Poco più di dieci anni fa veniva pubblicato un testo dal titolo “Se i vuoti si riempiono” in riferimento alle aree industriali dismesse che erano immediatamente apparse nella duplice veste di problema e di risorsa. In qualsivoglia modo le si vedeva certamente i “vuoti urbani” rappresentavano un’occasione da cogliere per una trasformazione delle città: occasioni inattese per ripensare la città e lo sviluppo locale sulla base di nuovi obiettivi, in particolare obiettivi di sostenibilità.

La dismissione non ha riguardato esclusivamente i siti propriamente industriali, ma ha colpito in maniera non meno grave, per degrado e costi sociali indotti, anche aree e impianti non direttamente collegati al mondo della produzione come strutture terziarie, discariche, infrastrutture, aree portuali, ferroviarie, militari, che hanno risentito, come l’industria, dei rapidi processi di riorganizzazione, ridimensionamento e modernizzazione.

In realtà la dismissione in sé non è un fenomeno nuovo, ma fa parte, da sempre, dei meccanismi fisiologici dell’organizzazione spaziale delle attività umane, così come il riuso.

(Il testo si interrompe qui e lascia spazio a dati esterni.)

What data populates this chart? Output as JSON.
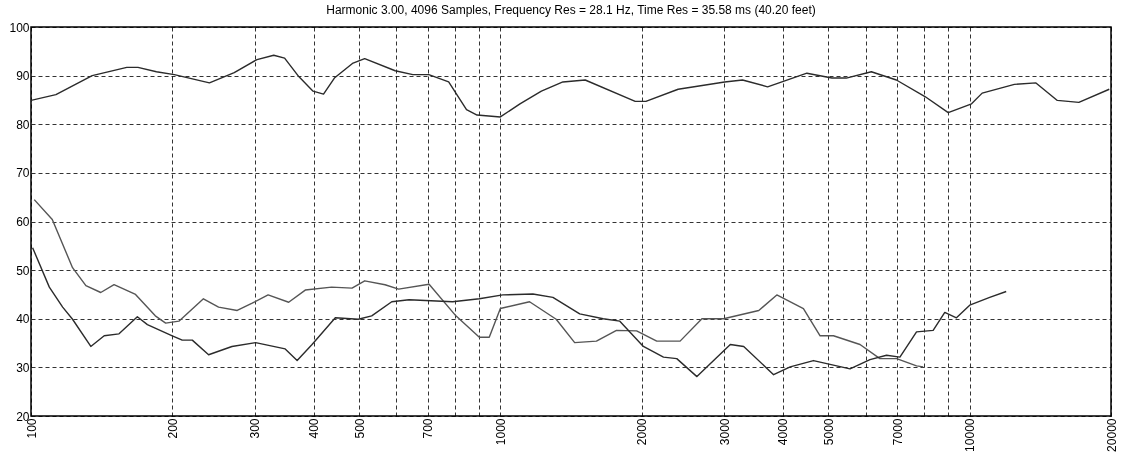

Le novità sono state, piuttosto, l’entità del fenomeno (tale da superare le naturali capacità di riuso degli spazi), la sua concentrazione in aree circoscritte, la difficoltà di recupero di aree spesso contaminate da inquinanti e, quindi, bisognose di interventi di bonifica, le dimensioni  proibitive dei fondi da impegnare nel recupero.

Indagare approfonditamente sulle cause e sugli effetti di un fenomeno dai risvolti drammatici come la chiusura di impianti produttivi o di altre strutture urbane, è stato estremamente importante. Tuttavia, dopo le numerose ricerche e gli ancor più numerosi dibattiti dei primi tempi, l’interesse si è affievolito e ancora oggi continua a permanere l’incertezza del giudizio sulla preminenza del carattere strutturale o di quello congiunturale, della sua ambigua natura. Dopotutto, l’estrema variabilità delle manifestazioni  della dismissione,  la molteplicità delle sue cause, la crisi attuale che lascia presagire scenari di dismissione sempre più rapida o addirittura quotidiana, rendono di nuovo attuale l’argomento e pressanti innovative risposte. Questo numero di TRIA cerca di fare il punto della situazione e di suggerire soluzioni.